"Les investissements sont trop importants" : la critique d'Alpecin sur le calendrier féminin
La croissance du cyclisme féminin a conduit Philip Roodhooft, responsable des structures de Alpecin-Deceuninck et Fenix-Premier Tech, à réclamer une extension du calendrier. Le dirigeant belge estime que le nombre de courses importantes n'est plus à la hauteur des investissements réalisés par les équipes et les sponsors et croit que le sport doit offrir plus de jours de compétition avec une véritable valeur sportive et commerciale.

Le chef d'Alpecin demande d'élargir le calendrier du cyclisme féminin : "Les investissements sont déjà trop importants"

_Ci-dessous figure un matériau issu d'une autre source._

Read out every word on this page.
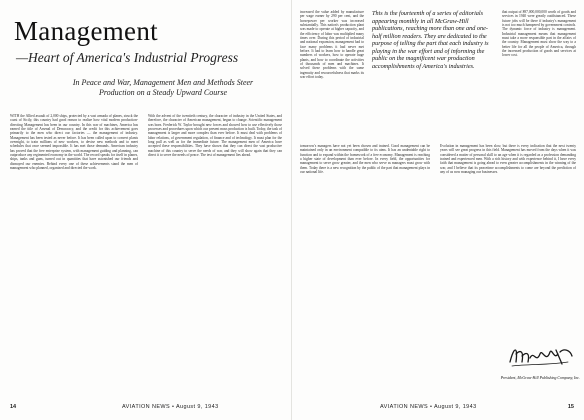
Management
—Heart of America's Industrial Progress
In Peace and War, Management Men and Methods Steer
Production on a Steady Upward Course
WITH the Allied assault of 2,000 ships, protected by a vast armada of planes, struck the coast of Sicily, this country had good reason to realize how vital modern production-directing Management has been in our country. In this war of machines, America has earned the title of Arsenal of Democracy, and the credit for this achievement goes primarily to the men who direct our factories — the management of industry. Management has been tested as never before. It has been called upon to convert plants overnight, to train millions of new workers, to devise new methods and to meet schedules that once seemed impossible. It has met those demands. American industry has proved that the free enterprise system, with management guiding and planning, can outproduce any regimented economy in the world. The record speaks for itself in planes, ships, tanks and guns, turned out in quantities that have astonished our friends and dismayed our enemies. Behind every one of these achievements stand the men of management who planned, organized and directed the work.
With the advent of the twentieth century, the character of industry in the United States, and therefore, the character of American management, began to change. Scientific management was born. Frederick W. Taylor brought new forces and showed how to use effectively those processes and procedures upon which our present mass production is built. Today, the task of management is larger and more complex than ever before. It must deal with problems of labor relations, of government regulation, of finance and of technology. It must plan for the long pull as well as for the immediate future. The management men of America have accepted these responsibilities. They have shown that they can direct the vast productive machine of this country to serve the needs of war, and they will show again that they can direct it to serve the needs of peace. The test of management lies ahead.
14	AVIATION NEWS • August 9, 1943
increased the value added by manufacture per wage earner by 290 per cent, and the horsepower per worker was increased substantially. This nation's production plant was made to operate at higher capacity, and the efficiency of labor was multiplied many times over. During this period of industrial and national expansion, management had to face many problems it had never met before. It had to learn how to handle great numbers of workers, how to operate huge plants, and how to coordinate the activities of thousands of men and machines. It solved these problems with the same ingenuity and resourcefulness that marks its war effort today.
This is the fourteenth of a series of editorials appearing monthly in all McGraw-Hill publications, reaching more than one and one-half million readers. They are dedicated to the purpose of telling the part that each industry is playing in the war effort and of informing the public on the magnificent war production accomplishments of America's industries.
tomorrow's managers have not yet been chosen and trained. Good management can be maintained only in an environment compatible to its aims. It has an undeniable right to function and to expand within the framework of a free economy. Management is reaching a higher state of development than ever before. In every field, the opportunities for management to serve grow greater, and the men who serve as managers must grow with them. Today there is a new recognition by the public of the part that management plays in our national life.
that output of $97,000,000,000 worth of goods and services in 1940 were greatly outdistanced. These future jobs will be there if industry's management is not too much hampered by government controls. The dynamic force of industry is management. Industrial management means that management must take a more responsible part in the affairs of the country. Management must show the way to a better life for all the people of America, through the increased production of goods and services at lower cost.
Evolution in management has been slow, but there is every indication that the next twenty years will see great progress in this field. Management has moved from the days when it was considered a matter of personal skill to an age when it is regarded as a profession demanding trained and experienced men. With a rich history and with experience behind it, I have every faith that management is going ahead to even greater accomplishments in the winning of the war, and I believe that its peacetime accomplishments to come are beyond the prediction of any of us now managing our businesses.
President, McGraw-Hill Publishing Company, Inc.
AVIATION NEWS • August 9, 1943	15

Ses déclarations interviennent à peine quelques jours après que Marion Rousse, directrice du Tour de France Femmes, ait reconnu dans une interview accordée à Cycling Weekly que la course continuera de croître dans les prochaines années. Bien que elle ait clairement indiqué qu'elle ne passera pas des neuf étapes actuelles à un format de 21 jours d'une année à l'autre, elle a ouvert la porte à une extension progressive de l'épreuve, une idée qui trouve maintenant un soutien de l'une des équipes les plus puissantes du peloton.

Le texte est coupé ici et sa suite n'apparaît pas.